The lofty investment ambitions for 2021 sit in contrast to the experiences of students during the pandemic, many of whom have been required to pay full rents while living in lockdown far from university residences. Rent can be as much as 2,000 pounds per month in London.
Private equity investors now own 55,000 student beds, according to a Jones Lang LaSalle analysis of the top ten biggest landlords across the sector. That’s equivalent to 8% of the U.K. total.
That number was boosted one year ago when Blackstone Group Inc. bought iQ Student Accommodation for 4.7 billion pounds -- the U.K.’s largest-ever private property deal. Blackstone said at the time the iQ deal was a vote of confidence in the U.K.
In the 12 months to September 2020 student property returns totaled 4.9%, outperformed over five and 10 years only by industrial property, according to Tim Pankhust, a senior director at CBRE Group Inc. who oversees student accommodation services.
Nevertheless, the sector needs a further 310,000 beds to cater to all first year and international university students, who typically live in purpose-built accommodation, according to student accommodation provider Unite Group Plc. Construction is currently failing to make a significant dent in that gap.
Some landlords shared a measure of their tenants’ pain over the past year of Covid-related lockdowns. Unite, which is the U.K.’s largest accommodation provider, housing 76,000 students across the U.K., took a hit of over 100 million pounds as of mid-March this year after offering rent discounts during lockdowns.
Smaller providers are even more vulnerable, with companies owning two accommodation developments collapsing into administration last month, according to trade publication Bisnow. The two developments, both based in the town of Luton, north of London, were once valued at 35 million pounds, Bisnow said.
Current prices are 10% to 15% below where they would be if there was no pandemic, opening up new opportunities, Ares’ Lamont said. Unite’s shares are still around 20% below their pre-pandemic highs.
Yet more than one-fifth of students were unable to pay their rent in full over the four months to January of this year, according to the National Union of Students. “The government has left students to rely on charitable handouts from universities, huge accommodation companies and private landlords in the form of rent reductions and hardship funds,” an NUS spokesperson said in an emailed response to questions.
Lured by Income
The attraction of a traditional British private school and university education has long ensured a steady supply of overseas students, bolstering balance sheets for institutions and accommodation providers. That’s now being challenged in the aftermath of Brexit, with student applications from European Union nations down 40% compared to 2020 levels, according to admissions figures.
Nevertheless, investors still see long-term opportunities. CBRE’s Pankhurst notes that while the pandemic has hit occupancy rates in high-end London, which is particularly reliant on overseas students, investors are looking past short-term issues to a growing potential pool of new students.

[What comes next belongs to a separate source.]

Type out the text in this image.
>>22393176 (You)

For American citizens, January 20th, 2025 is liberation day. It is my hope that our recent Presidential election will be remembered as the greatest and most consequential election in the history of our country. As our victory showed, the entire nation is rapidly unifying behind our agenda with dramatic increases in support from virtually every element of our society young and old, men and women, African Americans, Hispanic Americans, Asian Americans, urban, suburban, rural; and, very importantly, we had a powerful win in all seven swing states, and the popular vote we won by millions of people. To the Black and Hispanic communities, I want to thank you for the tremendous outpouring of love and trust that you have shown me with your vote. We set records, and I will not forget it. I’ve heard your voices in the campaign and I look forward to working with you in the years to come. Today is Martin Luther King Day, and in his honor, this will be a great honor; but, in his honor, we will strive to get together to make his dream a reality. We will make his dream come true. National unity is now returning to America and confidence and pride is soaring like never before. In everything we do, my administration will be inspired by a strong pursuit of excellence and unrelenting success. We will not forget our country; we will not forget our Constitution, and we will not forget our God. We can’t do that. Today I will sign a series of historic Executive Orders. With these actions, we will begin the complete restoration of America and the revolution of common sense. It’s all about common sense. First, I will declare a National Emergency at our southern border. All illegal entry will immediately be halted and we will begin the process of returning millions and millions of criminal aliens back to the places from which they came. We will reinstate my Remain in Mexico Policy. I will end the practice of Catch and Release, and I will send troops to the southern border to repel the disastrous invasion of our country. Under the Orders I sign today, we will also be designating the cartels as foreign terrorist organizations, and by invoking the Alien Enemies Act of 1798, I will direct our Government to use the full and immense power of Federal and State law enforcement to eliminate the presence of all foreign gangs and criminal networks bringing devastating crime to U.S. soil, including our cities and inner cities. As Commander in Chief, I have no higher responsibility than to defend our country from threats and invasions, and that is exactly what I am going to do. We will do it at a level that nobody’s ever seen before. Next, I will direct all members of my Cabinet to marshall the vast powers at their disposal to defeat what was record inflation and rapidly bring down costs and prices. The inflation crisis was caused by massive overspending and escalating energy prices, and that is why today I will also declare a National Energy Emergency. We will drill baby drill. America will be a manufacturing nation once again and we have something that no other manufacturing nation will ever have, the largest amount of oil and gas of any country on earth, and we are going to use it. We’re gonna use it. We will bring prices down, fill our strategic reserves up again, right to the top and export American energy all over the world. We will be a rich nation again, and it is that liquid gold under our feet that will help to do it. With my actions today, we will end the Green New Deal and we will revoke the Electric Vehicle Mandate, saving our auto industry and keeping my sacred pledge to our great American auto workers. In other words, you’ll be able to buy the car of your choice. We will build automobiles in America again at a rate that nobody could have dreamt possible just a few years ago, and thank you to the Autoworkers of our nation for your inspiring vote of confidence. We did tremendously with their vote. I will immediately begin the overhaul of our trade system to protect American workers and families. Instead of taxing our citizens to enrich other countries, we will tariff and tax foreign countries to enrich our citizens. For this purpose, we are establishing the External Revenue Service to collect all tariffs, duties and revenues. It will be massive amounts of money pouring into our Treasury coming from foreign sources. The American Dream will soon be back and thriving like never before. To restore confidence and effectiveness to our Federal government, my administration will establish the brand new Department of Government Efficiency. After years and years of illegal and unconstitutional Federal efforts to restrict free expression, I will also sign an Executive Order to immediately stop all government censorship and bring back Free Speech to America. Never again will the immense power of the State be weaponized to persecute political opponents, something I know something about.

Firms such as Ares are eyeing up student cities outside London. It teamed up with Generation Partners to buy two recently completed developments in the cities of Cardiff and Exeter, with 1,359 beds. The site in Cardiff, Wales was formerly part of a hospital, and boasts a gym, yoga studio and private courtyard.
This is part of a wider trend to professionalize ownership of shared living spaces including student accommodation and retirement homes, said Precis Capital’s Randeesh Sandhu. “Ultimately people are looking at real estate assets that have got income and are institutionally well run,” Sandhu said.
“The U.S. has been very ahead of the U.K. in these areas and the U.K. is playing catch up.”